Once the identity of the customer has been established, customer insights drive the routing of some of the segments identified as requiring specialized handling. Credit risks (also known as deadbeats) are sent to credit and collections, regardless of what they might really want. The company will not sell to them until they pay on their bill. On the other end, very high-value customers are sent to a “high touch” agent group skilled to handle all the unique needs of their segment. In both cases, questions in the IVR/chat relating to needed resource skill can be bypassed, saving toll-free charges from deadbeats’ calls, and avoiding any hassle for the high-value customers.

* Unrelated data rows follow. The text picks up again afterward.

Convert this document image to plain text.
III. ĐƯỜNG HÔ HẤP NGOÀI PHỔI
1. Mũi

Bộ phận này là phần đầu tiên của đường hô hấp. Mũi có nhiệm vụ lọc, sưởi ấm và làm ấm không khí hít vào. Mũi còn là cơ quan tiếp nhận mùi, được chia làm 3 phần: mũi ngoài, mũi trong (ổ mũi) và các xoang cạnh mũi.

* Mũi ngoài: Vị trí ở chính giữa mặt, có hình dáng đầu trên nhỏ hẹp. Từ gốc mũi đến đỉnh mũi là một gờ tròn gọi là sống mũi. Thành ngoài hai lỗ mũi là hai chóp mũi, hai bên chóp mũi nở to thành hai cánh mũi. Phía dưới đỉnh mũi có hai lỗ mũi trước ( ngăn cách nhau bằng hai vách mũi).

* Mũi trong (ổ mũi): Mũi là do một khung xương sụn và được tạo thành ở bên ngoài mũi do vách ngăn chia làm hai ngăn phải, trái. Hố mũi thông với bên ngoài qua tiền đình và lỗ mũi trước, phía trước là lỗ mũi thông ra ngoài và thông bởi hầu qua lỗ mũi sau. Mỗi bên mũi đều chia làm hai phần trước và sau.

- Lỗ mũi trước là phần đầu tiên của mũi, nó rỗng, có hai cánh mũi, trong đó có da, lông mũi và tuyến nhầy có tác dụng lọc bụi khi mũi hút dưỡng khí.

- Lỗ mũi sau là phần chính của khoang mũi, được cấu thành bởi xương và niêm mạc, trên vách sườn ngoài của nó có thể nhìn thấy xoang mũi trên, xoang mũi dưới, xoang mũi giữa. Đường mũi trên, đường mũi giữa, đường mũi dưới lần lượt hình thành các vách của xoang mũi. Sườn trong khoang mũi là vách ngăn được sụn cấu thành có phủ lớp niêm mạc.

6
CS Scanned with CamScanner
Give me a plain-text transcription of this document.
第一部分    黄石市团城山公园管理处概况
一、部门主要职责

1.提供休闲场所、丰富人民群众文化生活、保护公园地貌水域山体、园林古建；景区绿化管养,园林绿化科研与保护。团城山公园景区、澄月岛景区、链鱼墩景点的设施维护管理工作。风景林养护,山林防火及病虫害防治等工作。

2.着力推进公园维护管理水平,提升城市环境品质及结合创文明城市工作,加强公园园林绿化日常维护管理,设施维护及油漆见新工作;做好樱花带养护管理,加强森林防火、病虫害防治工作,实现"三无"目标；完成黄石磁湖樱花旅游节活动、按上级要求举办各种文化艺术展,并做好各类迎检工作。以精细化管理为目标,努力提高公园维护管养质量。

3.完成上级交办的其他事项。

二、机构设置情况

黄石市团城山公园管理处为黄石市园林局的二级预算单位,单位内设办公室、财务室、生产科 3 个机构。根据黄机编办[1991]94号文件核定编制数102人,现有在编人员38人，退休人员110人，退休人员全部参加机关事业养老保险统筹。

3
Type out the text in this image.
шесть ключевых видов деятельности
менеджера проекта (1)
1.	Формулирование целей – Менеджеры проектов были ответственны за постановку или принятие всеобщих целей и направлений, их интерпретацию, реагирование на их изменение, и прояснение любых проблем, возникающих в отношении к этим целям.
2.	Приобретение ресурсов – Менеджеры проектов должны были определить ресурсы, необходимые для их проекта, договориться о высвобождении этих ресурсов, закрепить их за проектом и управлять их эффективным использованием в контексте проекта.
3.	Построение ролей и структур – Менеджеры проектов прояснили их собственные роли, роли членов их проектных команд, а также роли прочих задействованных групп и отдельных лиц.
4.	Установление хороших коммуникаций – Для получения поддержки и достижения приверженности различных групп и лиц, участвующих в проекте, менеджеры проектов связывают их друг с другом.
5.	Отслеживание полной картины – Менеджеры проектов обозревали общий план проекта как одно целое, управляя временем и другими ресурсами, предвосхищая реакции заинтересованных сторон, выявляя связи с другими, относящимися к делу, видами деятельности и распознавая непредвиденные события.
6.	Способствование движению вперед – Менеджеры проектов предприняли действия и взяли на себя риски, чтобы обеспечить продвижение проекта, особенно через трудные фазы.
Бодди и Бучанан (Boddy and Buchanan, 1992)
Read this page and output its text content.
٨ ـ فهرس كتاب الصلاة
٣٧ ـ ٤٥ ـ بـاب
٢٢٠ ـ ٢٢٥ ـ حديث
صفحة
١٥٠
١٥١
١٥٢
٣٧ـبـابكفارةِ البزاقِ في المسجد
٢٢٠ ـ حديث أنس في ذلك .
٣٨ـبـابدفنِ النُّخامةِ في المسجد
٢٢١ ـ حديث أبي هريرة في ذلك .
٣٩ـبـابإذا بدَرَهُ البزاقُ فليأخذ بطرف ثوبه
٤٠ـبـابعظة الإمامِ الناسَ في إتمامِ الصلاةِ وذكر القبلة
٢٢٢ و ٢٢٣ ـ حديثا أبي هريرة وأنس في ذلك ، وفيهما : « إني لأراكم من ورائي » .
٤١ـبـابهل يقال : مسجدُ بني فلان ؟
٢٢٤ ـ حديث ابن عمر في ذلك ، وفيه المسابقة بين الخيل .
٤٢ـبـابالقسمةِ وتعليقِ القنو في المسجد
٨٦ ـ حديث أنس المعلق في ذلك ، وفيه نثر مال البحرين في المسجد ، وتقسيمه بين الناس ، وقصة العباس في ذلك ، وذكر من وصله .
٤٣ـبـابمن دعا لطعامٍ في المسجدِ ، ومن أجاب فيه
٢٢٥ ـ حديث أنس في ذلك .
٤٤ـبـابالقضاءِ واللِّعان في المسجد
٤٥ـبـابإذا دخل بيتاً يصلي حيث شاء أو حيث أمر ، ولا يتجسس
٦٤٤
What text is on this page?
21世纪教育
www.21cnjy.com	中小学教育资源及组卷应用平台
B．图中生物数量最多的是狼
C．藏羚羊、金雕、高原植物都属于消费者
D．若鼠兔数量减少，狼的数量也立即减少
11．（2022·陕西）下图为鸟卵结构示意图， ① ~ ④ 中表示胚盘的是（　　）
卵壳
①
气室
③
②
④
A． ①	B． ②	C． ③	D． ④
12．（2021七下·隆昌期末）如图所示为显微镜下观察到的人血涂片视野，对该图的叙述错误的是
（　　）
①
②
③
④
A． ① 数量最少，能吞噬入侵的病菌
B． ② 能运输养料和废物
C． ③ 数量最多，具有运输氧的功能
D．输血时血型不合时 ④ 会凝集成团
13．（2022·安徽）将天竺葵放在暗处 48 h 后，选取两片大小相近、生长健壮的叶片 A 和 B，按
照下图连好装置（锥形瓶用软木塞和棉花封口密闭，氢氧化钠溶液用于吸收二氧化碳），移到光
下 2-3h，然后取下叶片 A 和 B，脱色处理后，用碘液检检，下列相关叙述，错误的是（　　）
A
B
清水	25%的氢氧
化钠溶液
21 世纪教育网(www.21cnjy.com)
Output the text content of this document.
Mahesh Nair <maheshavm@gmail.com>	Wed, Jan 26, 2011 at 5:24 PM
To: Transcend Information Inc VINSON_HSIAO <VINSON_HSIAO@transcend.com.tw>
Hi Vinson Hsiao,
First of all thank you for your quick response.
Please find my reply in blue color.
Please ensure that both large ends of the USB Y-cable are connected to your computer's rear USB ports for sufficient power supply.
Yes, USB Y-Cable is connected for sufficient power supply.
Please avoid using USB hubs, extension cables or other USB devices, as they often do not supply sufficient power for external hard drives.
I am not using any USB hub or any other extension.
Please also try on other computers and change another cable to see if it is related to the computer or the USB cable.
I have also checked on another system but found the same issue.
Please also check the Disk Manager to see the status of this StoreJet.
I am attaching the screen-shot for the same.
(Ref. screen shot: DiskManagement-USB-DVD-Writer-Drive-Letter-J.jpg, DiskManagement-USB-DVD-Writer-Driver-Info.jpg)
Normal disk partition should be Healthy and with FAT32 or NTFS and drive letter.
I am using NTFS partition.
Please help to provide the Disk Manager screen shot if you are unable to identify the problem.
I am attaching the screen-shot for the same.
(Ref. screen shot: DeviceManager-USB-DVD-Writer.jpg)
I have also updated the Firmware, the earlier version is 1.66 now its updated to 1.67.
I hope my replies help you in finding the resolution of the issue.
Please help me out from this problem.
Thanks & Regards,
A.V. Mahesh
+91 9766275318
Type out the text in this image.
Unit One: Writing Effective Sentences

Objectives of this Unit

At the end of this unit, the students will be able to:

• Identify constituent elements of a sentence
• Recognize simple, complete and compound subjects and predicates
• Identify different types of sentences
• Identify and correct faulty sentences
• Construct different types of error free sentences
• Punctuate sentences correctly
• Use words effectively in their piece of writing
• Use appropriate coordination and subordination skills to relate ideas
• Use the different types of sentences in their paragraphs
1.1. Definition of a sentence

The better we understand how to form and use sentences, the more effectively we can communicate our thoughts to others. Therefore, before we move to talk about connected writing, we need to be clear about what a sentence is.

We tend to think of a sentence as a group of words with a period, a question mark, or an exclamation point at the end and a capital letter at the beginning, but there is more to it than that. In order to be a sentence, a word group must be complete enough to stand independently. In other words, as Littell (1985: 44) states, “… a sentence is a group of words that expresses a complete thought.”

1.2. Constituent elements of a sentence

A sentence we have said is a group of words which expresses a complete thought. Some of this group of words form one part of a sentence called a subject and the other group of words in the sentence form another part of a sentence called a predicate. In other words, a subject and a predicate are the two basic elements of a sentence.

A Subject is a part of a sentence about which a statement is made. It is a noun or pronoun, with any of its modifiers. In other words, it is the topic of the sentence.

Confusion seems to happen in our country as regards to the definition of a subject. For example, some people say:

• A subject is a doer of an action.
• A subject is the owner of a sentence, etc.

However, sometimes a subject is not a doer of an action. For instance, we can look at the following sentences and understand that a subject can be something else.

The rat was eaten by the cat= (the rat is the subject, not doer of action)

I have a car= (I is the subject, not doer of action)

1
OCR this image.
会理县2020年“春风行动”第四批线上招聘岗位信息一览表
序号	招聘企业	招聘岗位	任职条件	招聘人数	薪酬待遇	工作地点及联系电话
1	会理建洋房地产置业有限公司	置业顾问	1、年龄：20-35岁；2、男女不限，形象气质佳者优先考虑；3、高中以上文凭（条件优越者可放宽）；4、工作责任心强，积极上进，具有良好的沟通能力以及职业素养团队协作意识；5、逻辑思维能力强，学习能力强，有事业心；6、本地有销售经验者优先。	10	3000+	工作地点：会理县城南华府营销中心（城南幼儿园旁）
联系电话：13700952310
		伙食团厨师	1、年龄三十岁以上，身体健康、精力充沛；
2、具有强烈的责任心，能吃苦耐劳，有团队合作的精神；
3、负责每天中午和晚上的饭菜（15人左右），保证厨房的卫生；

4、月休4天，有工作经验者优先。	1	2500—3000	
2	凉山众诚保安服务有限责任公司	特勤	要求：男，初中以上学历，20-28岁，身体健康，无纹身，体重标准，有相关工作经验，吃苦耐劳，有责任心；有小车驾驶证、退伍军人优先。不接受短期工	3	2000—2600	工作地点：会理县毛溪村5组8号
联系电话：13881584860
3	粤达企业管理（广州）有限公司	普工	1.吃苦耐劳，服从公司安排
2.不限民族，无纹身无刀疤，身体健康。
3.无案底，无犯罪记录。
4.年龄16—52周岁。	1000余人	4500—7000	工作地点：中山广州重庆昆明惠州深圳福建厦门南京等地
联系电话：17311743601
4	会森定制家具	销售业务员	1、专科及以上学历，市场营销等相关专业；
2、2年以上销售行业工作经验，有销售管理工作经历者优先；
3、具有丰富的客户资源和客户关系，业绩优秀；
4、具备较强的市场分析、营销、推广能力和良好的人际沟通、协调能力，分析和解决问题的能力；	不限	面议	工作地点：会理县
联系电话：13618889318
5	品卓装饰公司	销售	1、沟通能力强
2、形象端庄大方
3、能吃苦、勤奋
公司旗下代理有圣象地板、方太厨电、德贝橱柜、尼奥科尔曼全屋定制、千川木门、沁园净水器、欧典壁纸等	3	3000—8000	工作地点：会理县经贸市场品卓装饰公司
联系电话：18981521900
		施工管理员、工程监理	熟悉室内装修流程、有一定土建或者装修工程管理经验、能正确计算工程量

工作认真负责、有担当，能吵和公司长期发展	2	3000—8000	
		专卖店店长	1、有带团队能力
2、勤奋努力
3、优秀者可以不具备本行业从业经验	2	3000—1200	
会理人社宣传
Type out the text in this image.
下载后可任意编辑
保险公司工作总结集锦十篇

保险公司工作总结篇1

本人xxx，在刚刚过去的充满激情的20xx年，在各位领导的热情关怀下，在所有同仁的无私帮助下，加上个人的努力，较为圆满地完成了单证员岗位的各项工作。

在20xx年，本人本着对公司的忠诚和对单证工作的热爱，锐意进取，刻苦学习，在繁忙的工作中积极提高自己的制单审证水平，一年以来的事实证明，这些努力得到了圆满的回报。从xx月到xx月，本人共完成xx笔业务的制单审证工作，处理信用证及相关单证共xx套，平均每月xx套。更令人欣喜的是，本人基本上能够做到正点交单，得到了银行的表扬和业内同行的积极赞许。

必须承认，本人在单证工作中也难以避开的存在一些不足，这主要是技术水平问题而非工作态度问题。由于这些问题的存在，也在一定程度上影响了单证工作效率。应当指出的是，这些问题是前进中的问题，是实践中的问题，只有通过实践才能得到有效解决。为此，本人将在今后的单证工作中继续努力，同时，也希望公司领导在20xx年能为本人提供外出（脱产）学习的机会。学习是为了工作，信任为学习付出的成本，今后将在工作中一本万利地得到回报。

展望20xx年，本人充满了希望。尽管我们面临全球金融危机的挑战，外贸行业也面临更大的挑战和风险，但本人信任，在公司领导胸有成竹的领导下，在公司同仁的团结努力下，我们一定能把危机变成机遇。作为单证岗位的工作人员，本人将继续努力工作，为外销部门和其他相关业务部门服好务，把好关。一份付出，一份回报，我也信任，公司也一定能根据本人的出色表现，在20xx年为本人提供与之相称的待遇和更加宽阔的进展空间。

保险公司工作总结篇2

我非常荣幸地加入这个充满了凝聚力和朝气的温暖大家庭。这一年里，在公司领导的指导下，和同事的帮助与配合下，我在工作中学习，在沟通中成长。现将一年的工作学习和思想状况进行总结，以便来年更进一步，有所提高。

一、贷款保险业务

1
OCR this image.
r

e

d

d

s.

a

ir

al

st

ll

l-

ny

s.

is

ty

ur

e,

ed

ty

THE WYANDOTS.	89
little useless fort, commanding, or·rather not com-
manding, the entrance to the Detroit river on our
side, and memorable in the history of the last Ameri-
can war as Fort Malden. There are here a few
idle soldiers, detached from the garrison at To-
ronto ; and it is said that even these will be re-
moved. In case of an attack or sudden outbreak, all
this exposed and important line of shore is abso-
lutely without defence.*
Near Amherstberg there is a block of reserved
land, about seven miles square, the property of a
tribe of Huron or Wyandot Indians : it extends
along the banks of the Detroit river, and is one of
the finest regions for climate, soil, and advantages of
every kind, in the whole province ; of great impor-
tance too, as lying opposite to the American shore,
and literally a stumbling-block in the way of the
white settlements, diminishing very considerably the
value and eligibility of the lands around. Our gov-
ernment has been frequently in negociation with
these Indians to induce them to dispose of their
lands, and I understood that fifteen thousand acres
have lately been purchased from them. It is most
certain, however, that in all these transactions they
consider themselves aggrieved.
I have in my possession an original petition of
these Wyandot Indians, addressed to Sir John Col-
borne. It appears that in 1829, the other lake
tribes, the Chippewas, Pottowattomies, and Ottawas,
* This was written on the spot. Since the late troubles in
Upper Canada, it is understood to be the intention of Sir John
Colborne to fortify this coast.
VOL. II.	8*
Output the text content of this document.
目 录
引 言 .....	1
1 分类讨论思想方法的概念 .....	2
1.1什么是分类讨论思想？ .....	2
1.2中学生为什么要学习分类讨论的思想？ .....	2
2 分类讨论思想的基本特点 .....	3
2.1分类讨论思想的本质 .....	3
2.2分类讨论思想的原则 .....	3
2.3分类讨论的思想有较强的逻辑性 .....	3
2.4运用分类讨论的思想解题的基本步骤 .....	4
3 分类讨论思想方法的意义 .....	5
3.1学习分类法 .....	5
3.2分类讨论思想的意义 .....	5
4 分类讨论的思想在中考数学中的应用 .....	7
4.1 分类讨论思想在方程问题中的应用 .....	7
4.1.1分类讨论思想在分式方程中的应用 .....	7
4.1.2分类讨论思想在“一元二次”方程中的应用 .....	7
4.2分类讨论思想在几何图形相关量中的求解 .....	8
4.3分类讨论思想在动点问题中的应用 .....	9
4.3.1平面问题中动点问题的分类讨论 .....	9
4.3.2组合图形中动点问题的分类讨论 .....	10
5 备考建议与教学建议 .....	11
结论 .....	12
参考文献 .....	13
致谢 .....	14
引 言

An example of routing to credit and collections has already been provided. On the high-value customer side, an electric utility, through customer intelligence, discovered that while their very large industrial customers did drive revenue and kilowatt hours, and residential customers drove call volume into the service centers, it was the middle market customers that drove profit—the entrepreneur that owns five fast food restaurants, the mom and pop grocery stores, the car dealerships, for example.

These customers had very similar need profiles: quick turnaround for service turn-on and turn-offs, security lighting, how to reduce their bill and quick response to outages. There was very little in the way of credit and collections or bill dispute interactions.

These customers were identified and their interactions went to a specialized group of highly trained agents, some of whom were newly-minted electrical engineers, trained to handle all issues of that segment. This special treatment, coincidentally, also had the impact of reducing regulatory complaints since these mid-market business people are often well connected to Public Utility Commission commissioners and their staff.

Contact Routing: Technical

The generic term for the ability to intelligently route interactions is “skills based routing” (SBR). SBR is available on almost all ACD, email, chat, etc., systems as part of the standard packages. (It is best when all interaction channels are integrated and managed by a single routing rules engine).

Robust routing includes a capability called “variable routing.” This means that rather than providing a specific set of routing parameters, almost any data point can be identified as a routing variable. For example, customer intelligence can use demographic data, past purchase history, or any other defining variable to map to a specific treatment. Data points can be within any piece of the interaction-handling platform or from host connections.

Skills based routing is typically associated with ANI, CED from the IVR, from: e-mail address or chat identifier; SBR attempts to match customer need with appropriate skill. Host connectivity is most often used to simply “pop” a screen of customer information to the agent upon delivery of the interaction. Data points from the customer record are rarely used to specify what data to pop, and therefore are not often used as a routing variable, primarily because no customer intelligence exists to make these decisions. However, if host connectivity is already part of the routing platform, any customer data point can be used for pop and routing purposes.